The docs-api runs on k8s at

docs-api:3838
(Bearer auth required).

Context expansion strategy

The library supports progressive context expansion:

  1. Search → chunk-level hits with heading_path and snippet
  2. snippet-window → 2 chunks before/after for local context
  3. parent-section → the full section containing the snippet
  4. section-neighborhood → adjacent sections for broader flow
  5. markdown → the complete structured book text

Start narrow, expand only when needed. Don't dump full books into context.

Evidence Synthesis

Build an evidence ledger

While reading, keep a compact ledger:

  • doc
    (title)
  • chunk-id
  • claim
    (one sentence)
  • relevance
    (why it matters to this problem)

Never output synthesis without traceable evidence.

Convert evidence into principles

Turn each claim into an operational principle in imperative form:

  • "Treat partial failure as normal."
  • "Fail fast at dependency boundaries."
  • "Prefer idempotent replay-safe remediation loops."

Avoid vague advice. Each principle must imply a technical behavior.

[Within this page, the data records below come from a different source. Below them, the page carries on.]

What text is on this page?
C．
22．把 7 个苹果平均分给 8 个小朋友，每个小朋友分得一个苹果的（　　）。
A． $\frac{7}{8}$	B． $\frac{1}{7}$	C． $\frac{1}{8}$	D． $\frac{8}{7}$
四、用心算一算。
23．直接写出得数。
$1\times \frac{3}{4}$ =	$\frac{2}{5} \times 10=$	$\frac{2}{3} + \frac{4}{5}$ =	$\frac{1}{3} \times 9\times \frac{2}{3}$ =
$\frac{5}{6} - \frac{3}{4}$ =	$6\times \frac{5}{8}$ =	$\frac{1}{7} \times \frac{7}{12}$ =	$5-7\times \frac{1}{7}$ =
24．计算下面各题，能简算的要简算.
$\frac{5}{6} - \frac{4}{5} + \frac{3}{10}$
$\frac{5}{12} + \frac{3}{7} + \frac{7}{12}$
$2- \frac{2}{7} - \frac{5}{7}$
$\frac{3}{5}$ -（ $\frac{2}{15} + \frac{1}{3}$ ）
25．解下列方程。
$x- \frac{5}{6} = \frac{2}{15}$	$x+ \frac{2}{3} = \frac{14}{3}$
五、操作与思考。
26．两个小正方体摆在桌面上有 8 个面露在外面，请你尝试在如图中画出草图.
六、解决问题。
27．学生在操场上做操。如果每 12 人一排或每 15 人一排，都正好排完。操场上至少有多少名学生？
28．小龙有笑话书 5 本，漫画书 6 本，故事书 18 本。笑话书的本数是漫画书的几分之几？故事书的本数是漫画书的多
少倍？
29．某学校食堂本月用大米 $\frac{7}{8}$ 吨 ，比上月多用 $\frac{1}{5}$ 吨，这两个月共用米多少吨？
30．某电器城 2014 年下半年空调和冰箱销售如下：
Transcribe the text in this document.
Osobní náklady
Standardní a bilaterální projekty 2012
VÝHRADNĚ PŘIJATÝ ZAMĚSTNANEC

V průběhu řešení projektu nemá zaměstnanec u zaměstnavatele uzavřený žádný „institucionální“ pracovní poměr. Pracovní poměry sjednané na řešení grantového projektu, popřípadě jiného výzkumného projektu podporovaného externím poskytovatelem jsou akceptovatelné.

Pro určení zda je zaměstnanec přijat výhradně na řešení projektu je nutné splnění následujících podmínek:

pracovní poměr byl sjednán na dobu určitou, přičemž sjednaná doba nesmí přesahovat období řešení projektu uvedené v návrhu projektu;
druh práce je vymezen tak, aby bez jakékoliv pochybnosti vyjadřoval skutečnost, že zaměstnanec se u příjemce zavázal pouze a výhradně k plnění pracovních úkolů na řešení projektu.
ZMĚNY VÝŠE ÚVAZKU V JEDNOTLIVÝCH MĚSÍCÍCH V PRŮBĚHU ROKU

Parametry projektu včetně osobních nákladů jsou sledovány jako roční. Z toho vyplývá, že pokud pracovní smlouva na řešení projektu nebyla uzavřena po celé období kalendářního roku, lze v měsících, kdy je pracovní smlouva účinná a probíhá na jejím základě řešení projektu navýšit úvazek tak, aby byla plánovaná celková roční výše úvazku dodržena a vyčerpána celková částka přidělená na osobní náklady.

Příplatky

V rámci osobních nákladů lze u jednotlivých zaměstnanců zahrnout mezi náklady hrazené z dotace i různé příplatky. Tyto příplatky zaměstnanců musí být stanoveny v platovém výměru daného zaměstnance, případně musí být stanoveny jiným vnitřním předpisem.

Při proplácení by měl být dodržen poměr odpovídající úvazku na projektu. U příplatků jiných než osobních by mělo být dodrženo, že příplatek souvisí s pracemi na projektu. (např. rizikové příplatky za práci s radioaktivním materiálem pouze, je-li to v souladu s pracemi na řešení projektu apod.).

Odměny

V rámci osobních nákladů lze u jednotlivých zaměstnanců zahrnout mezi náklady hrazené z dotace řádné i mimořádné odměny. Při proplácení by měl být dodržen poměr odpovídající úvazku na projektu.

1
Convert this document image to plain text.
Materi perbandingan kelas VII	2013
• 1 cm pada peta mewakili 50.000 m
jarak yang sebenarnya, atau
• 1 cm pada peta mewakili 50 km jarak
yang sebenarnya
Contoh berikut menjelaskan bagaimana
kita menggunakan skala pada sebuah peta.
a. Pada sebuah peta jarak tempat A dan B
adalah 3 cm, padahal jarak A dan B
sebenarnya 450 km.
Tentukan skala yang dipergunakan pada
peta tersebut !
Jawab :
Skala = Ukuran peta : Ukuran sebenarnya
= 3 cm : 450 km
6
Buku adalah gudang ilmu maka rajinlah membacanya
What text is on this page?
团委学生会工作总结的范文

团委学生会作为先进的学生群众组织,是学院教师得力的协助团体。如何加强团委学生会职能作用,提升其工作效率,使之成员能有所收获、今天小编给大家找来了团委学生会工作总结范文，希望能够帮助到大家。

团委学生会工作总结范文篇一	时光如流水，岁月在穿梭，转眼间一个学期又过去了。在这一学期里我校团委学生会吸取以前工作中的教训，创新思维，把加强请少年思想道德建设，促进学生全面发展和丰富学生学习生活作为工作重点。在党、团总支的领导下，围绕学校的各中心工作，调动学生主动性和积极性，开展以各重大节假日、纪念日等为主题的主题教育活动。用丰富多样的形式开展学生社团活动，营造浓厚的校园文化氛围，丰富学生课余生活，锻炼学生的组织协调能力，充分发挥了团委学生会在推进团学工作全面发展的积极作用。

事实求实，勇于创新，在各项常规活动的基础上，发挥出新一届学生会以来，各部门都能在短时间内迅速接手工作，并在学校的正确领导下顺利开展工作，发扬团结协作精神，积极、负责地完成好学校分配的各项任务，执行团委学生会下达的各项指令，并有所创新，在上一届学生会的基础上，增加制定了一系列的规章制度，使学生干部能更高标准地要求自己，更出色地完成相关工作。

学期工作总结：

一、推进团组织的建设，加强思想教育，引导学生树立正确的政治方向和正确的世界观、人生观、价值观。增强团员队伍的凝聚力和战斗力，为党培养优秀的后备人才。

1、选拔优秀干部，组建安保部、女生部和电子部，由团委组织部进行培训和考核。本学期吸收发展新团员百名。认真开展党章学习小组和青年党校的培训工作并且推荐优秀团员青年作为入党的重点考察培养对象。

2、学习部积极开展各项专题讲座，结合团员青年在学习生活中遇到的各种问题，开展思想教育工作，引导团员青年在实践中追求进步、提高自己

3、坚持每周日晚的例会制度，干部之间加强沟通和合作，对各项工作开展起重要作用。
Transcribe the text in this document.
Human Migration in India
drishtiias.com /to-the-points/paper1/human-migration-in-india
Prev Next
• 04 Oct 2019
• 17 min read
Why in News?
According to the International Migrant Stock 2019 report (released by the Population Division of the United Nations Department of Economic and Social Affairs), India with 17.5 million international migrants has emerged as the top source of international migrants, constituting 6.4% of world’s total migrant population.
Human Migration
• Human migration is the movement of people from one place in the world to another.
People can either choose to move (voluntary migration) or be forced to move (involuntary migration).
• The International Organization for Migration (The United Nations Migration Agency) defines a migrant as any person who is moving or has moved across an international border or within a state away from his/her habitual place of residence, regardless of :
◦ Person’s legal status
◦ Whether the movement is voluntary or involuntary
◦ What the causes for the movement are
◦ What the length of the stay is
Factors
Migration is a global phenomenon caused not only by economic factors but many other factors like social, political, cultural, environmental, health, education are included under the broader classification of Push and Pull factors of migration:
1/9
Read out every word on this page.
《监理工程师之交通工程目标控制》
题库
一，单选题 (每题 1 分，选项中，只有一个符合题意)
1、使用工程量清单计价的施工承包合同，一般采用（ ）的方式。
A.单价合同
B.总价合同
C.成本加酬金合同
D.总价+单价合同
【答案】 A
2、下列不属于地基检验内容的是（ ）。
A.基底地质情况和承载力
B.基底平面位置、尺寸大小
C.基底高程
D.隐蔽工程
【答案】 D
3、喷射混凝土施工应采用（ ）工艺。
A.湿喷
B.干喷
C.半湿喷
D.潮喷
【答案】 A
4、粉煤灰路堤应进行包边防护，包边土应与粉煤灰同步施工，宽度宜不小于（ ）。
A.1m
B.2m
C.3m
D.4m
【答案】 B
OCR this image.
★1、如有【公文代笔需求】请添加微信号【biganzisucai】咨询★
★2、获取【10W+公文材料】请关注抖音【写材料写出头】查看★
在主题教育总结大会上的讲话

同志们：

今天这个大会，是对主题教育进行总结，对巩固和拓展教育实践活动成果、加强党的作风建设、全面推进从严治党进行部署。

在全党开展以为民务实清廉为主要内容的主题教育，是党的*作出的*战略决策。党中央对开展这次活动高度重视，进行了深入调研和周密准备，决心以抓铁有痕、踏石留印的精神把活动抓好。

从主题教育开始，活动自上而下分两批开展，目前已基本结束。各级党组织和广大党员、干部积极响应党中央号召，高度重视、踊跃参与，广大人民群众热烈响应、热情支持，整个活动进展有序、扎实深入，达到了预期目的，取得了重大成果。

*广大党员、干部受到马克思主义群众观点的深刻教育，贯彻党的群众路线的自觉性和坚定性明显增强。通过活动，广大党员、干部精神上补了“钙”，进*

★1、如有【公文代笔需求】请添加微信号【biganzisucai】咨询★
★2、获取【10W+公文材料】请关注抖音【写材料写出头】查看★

Correlate to joelclaw philosophy

Map principles to existing joelclaw operating rules:

  • single source of truth
  • silent failures are bugs
  • Inngest durability + retries
  • CLI-first agent interface
  • observability required at every step
  • skill/doc updates when reality changes

Translate into action

For each principle, produce:

  1. Concrete change (file/service/config path)
  2. Validation gate (exact command)
  3. Failure signal (what proves it did not work)
  4. Rollback or containment move

Taxonomy

The library is classified via SKOS taxonomy:

  • jc:docs:programming
    (systems, languages, architecture)
  • jc:docs:business
    (creator economy)
  • jc:docs:education
    (learning science, pedagogy)
  • jc:docs:design
    (game, systems, product)
  • jc:docs:marketing
    ,
    jc:docs:strategy
    ,
    jc:docs:ai
    ,
    jc:docs:operations

Use

--concept jc:docs:programming:systems
to narrow by domain. Use
joelclaw docs status
to see facet counts per concept.

Rules

  • Do not fabricate quotes or claims.
  • Always cite chunk IDs for non-obvious assertions.
  • Do not output "book report" fluff. Translate to operations.
  • If infra changes are proposed, include verification commands.
  • If work implies architectural policy change, tie it to an ADR path.
  • Start with search, expand only as needed. Don't waste context on full book dumps.